Faith nodded. “And is that the only reason? I mean, don’t get me wrong, it’s a good reason but…”
“We went to school together since second grade. Same with Brandon. Booker’s better once he relaxes and gets used to you. He just has a big bark.”
“Like a Chihuahua?”
“Exactly. He’s a lot better around his around his girlfriend, too.” They turned the corner to go down the next aisle, filling their carts with groceries, then unloaded them onto a pallet in the back before continuing.
“He does not have a girlfriend.” Faith removed the last items from her cart, then started down another aisle.
“Sure does. Her name’s Ashley. She’s almost inverted she’s so small, but she loves him, and he seems to understand he got lucky with her.” He paused. “Well, most of the time.”
“But it was like rutting season in the bar last night.”
“He’s a guy without a conscience gone for a long time at sea, without his woman.” Jake shrugged and grabbed twelve boxes of Ding Dongs.
“And that makes it okay?” Watching him, she drew her brows together. “What are you, twelve?”
“What? The guys like them.” He grabbed some Fruit Roll-Ups. “Here you go… fruit.” He pointed at the label and dropped several more boxes into the cart.
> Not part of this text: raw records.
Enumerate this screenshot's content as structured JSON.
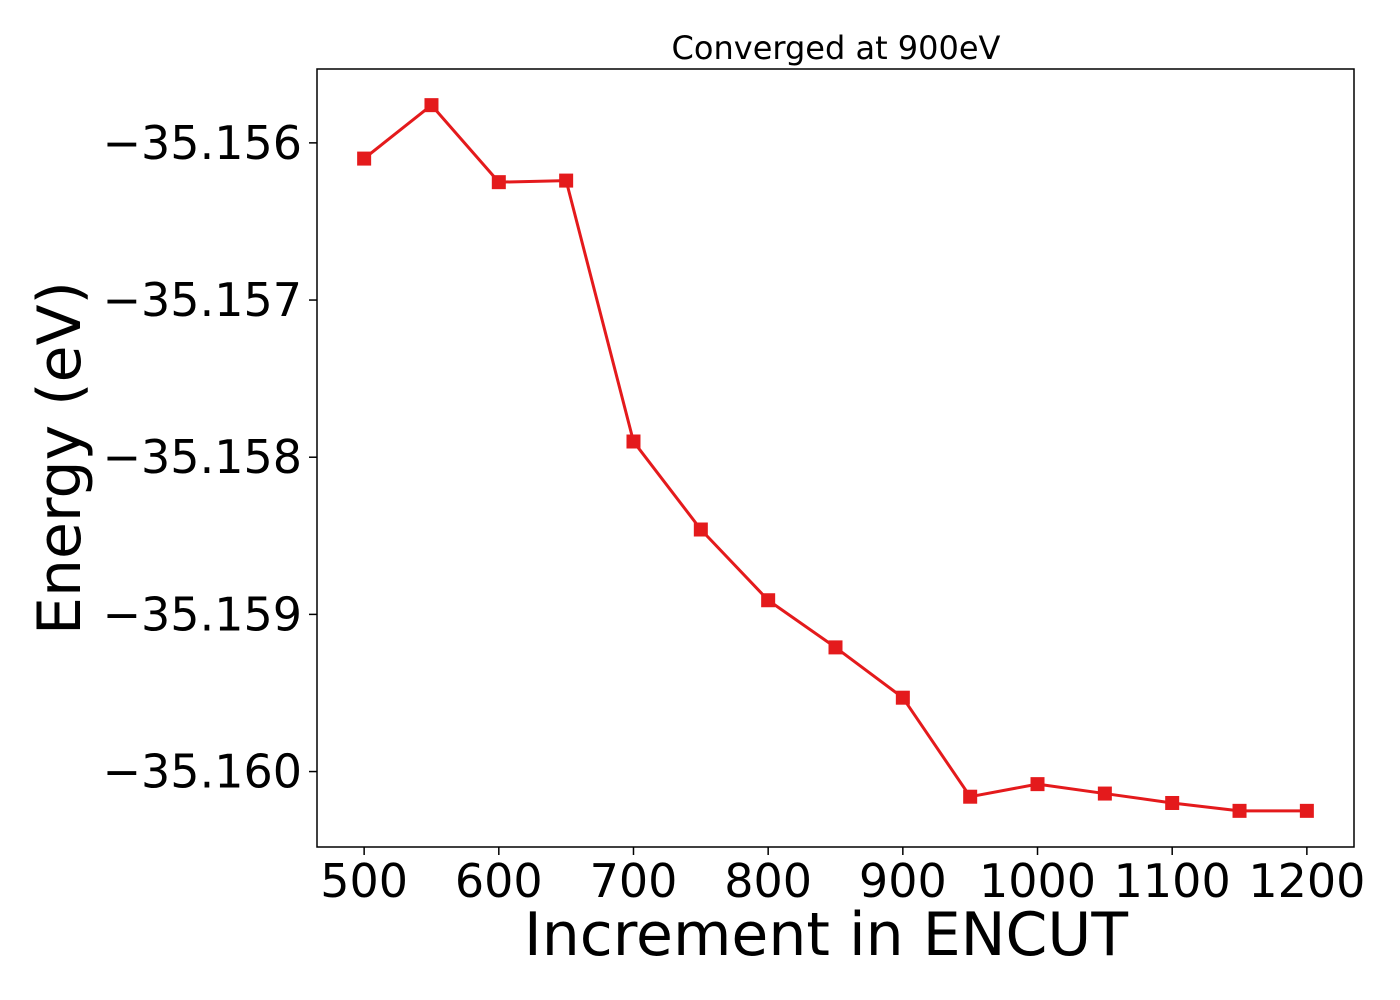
{
  "chart_data": {
    "type": "line",
    "title": "Converged at 900eV",
    "xlabel": "Increment in ENCUT",
    "ylabel": "Energy (eV)",
    "xlim": [
      465,
      1235
    ],
    "ylim": [
      -35.16048,
      -35.15553
    ],
    "xticks": [
      500,
      600,
      700,
      800,
      900,
      1000,
      1100,
      1200
    ],
    "xtick_labels": [
      "500",
      "600",
      "700",
      "800",
      "900",
      "1000",
      "1100",
      "1200"
    ],
    "yticks": [
      -35.156,
      -35.157,
      -35.158,
      -35.159,
      -35.16
    ],
    "ytick_labels": [
      "−35.156",
      "−35.157",
      "−35.158",
      "−35.159",
      "−35.160"
    ],
    "grid": false,
    "series": [
      {
        "color": "#e41a1c",
        "marker": "square",
        "x": [
          500,
          550,
          600,
          650,
          700,
          750,
          800,
          850,
          900,
          950,
          1000,
          1050,
          1100,
          1150,
          1200
        ],
        "y": [
          -35.1561,
          -35.15576,
          -35.15625,
          -35.15624,
          -35.1579,
          -35.15846,
          -35.15891,
          -35.15921,
          -35.15953,
          -35.16016,
          -35.16008,
          -35.16014,
          -35.1602,
          -35.16025,
          -35.16025
        ]
      }
    ]
  }
}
Faith rolled her eyes at him, and he returned to their conversation. “When you’re a woman up here, trying to make ends meet, you can name your price and if a guy’s horny enough, he’ll pay it. You understand that, living up here as much as you are, let alone the only woman aboard a crab boat.”
“No… I don’t. Because I’m not a ho, and I don’t have relationships with men onboard the boats I work on.”
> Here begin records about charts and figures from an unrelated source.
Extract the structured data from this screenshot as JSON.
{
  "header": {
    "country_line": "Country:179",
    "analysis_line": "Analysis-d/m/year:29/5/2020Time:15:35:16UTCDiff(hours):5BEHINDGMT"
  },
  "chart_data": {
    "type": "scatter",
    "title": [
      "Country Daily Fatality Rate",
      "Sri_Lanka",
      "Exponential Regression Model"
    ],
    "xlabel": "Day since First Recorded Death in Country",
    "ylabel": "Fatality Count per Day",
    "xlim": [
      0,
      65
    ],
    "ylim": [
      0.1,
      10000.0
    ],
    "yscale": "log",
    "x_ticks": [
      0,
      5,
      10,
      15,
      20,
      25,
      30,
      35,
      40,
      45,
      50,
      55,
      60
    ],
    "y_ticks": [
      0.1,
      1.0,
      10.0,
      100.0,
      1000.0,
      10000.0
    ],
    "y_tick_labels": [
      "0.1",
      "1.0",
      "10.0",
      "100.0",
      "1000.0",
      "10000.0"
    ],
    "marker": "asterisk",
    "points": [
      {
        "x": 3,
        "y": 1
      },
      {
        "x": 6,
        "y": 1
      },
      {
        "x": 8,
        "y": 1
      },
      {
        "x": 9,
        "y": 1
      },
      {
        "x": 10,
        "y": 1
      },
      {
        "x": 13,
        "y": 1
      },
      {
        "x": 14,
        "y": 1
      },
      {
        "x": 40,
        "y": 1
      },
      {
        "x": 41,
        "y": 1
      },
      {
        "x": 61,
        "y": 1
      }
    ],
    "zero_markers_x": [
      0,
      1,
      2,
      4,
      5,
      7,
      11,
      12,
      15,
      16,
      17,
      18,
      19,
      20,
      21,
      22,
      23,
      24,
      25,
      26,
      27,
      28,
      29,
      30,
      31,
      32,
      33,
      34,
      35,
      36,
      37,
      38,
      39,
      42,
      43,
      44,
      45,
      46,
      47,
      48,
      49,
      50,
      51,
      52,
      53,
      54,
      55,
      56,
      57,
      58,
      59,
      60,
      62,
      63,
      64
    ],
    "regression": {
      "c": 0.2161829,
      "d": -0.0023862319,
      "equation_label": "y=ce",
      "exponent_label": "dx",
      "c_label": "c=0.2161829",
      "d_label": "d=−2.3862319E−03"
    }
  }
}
“Oh yeah, is that like a, “don’t date anyone at work,” thing?” he flung up his fingers in air quotes.
“No, I’ve had relationships with guys I like from the boat before. I just don’t have sex or anything on the boat.”
He stopped the cart and looked at her. “So, you’re saying it’s okay for you to fuck off the boat, but not on?”
“Yeah, I guess… sometimes.”
“Is this a new rule of yours since meeting Mariano?”
“No,” she snickered. “I’ve had that rule since I was sixteen.” She grabbed five boxes of cinnamon and walked a little further. He didn’t follow her anymore, and she turned to look back at him. “What?”
“I thought you’ve been on a boat since you were eight?” he asked with suspicion.
“So, your telling me you’re a thirty-seven-year-old virgin?” He grinned, discovering the joy in teasing her.
“God, no! Why would you say that?”
“Well, if you don’t have sex on boats, and you live on boats, but have only had relationships,” -he made more quotation marks with his fingers- “With men you work with off boats… whatever the fuck that means… What you’re saying is you’re a prick tease, aren’t you?”
She guffawed. “No. You can have sex in other places other than a crab boat, you know. Come on Jake, you need to expand your horizons and give your ladies some romance.”
Now Jake guffawed. “Just so I’m straight. You do like to have sex? With men?”
“Jesus, how did we get on this topic?” She turned to face him and spoke to him, slow. “Yes, I love sex. Sometimes it’s with guys from the boat, sometimes it’s with guys I meet back home, sometimes it’s all by myself.”
She turned and a broad smile crossed her face as she walked off and left him to ponder that nugget. He looked after her, a little shocked, then tried to give some back.
“But if you’re doing it with yourself on the boat,” he yelled down the aisle. “Isn’t that the same as sex? Or is this one of those, I didn’t inhale or have sexual relations with that woman, kind of deals?” He hoped to shock or better yet embarrass her.
“Masturbating isn’t the same as having regular sex,” she yelled back even louder. “Sometimes I know better what to do with my own fucking body than a fumbling, irritating, incompetent man.”
She rounded the corner and disappeared from sight, leaving customers to stare in her wake. He stood frozen in the aisle, mouth open and blushed crimson. An elderly, heavy-set woman, wearing a three-tiered skirt over her pants and red bandana kerchiefed on her head, stooped to pick up a bag of dried peas from the bottom shelf. She straightened and eyed Jake.
“She’s got something there, handsome.” Smiling, she revealed several missing teeth, winked and walked toward the cash registers.
“Oh my God,” he blurted out in a breath and raced to catch up with his fellow deckhand.